'Indigenous Perspectives' (An overview of this month’s issue)
Chris here, editor of AllCreation.org. This month’s issue aspires to begin the process of better understanding Indigenous religious and spiritual views in regards to nature. We focus primarily on Native American views because of easy access to content (in English) and personal relationships.
We are tremendously honored by Vance Blackfox’s invitation to support the protests at Standing Rock. I encourage you to read his letter to AllCreation readers, now. Vance’s writing is of the highest caliber, his cause the highest priority. There are many Indigenous environmental justice struggles today. Standing Rock is the one most relevant to the rights of people in the United States.
Likewise we are honored to have the poem/film “Pre-Occupied” from Heidi E. Erdich and Jonathan Thunder. This piece is an extraordinary artistic experience that will shake your core.
We’ve also received beautiful poetry from Amie King and Phillip Estes -- I cannot recommend Above All, Wild or God is a Wild Animal highly enough. Rev. Priscilla Austin (ELCA) contributes a short on her recognition of the traditional peoples who once occupied the lands where her church is located, in The Doctrine of Discovery.
Like many, I've recently become aware of a whole other aspect of the world we share. I don’t claim to know much yet about Indigenous people, religions or spiritual identities, but i’d like to highlight three themes that resonated with me throughout the process of assembling this month’s AllCreation.
“We are the least important part.” This is my favorite underpinning of what I’ve learned about the Iroquois worldview thus far, and it appears to be a common basis for many of the dominant tribes of North America. “The world’s best environmental stewards” are Indigenous people because they cultivate a fundamentally egalitarian relationship with all other things in the Creation. See the video about this in post #1 of this month's video library.
There are thousands of Indigenous cultures today, they are gravely threatened. Indigenous people are still present in practically every country, from Sweden to the Democratic Republic of the Congo.
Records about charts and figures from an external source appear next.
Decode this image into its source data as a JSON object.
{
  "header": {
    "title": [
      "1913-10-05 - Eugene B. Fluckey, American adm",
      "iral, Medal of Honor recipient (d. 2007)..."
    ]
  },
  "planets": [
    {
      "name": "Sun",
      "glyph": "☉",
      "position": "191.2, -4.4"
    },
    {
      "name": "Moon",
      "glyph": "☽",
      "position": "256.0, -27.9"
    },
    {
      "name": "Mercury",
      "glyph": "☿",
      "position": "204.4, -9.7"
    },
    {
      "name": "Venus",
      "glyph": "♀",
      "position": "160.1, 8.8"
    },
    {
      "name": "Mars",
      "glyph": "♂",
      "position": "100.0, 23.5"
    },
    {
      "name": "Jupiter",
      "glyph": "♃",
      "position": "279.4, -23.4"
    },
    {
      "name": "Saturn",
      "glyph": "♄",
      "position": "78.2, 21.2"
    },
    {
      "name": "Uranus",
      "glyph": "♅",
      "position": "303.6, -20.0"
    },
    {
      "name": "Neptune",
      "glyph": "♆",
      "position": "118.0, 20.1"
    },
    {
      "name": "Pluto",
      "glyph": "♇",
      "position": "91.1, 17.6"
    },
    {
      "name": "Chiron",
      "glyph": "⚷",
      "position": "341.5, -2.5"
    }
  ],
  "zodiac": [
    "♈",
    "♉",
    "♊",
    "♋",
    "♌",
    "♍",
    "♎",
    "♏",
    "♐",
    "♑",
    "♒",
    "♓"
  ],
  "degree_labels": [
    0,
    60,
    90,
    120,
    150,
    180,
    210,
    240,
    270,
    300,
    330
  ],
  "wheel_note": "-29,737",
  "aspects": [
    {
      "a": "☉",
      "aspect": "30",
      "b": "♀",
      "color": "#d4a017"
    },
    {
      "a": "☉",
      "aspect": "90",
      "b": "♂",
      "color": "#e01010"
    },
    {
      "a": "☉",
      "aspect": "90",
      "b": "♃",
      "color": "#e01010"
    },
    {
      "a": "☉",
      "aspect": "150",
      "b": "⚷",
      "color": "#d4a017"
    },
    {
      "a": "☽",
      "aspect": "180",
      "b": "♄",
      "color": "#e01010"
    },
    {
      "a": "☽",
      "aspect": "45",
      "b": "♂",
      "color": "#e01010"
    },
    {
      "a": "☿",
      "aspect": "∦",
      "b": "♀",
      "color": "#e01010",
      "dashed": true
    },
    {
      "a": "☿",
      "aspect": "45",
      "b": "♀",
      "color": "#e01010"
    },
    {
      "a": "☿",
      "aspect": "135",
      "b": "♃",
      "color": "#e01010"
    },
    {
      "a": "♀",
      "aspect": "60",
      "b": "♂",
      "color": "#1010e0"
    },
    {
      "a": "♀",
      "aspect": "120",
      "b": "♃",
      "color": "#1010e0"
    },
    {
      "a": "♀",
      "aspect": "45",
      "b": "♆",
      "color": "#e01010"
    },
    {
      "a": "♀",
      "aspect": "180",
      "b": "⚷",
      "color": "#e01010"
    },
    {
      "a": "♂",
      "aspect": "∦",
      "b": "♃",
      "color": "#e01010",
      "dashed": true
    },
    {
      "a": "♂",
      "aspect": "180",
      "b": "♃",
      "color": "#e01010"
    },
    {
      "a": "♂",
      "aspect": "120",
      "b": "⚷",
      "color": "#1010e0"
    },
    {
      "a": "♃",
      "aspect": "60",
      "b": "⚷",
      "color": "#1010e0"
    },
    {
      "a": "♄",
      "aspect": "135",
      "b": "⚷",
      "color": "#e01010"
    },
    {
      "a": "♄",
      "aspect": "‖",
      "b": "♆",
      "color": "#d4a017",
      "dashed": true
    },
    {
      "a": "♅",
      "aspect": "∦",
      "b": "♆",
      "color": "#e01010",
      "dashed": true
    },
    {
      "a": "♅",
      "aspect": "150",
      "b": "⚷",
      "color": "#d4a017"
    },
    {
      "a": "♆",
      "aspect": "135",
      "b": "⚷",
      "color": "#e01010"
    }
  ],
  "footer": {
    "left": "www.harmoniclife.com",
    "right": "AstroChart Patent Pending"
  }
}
Virtually all of today's indigenous peoples are threatened by the encroachment of industry and the rapid expansion of humanity. For a small, but high quality visual overview on the world’s indigenous peoples check out this gallery by Jimmy Nelson. I've posted a few select photos below. Visit CulturalSurvival.org for a broad overview.
Since 1500 most of the world’s Indigenous peoples have been wrecked ‘by the white man.' The same values are destroying Earth's last indigenous communities today. What are we gaining? A very unsustainable future and the elimination of human cultural diversity. Ironically, the values and beliefs guiding Earth’s Indigenous peoples, aka. “the sustainable peoples” are practically identical to many of those being discovered by today’s leading thinkers in Faith, Science, Spirituality, Conservation, Ethics, and Ecology.
A few photos from Jimmy Nelson:
We hope you enjoy this month’s small collection of articles, poems, letters and more, expressing and regarding Indigenous spiritual views on the Creation. Please read Vance’s letter and support Standing Rock. We look forward to globally positive changes and presenting more in the future!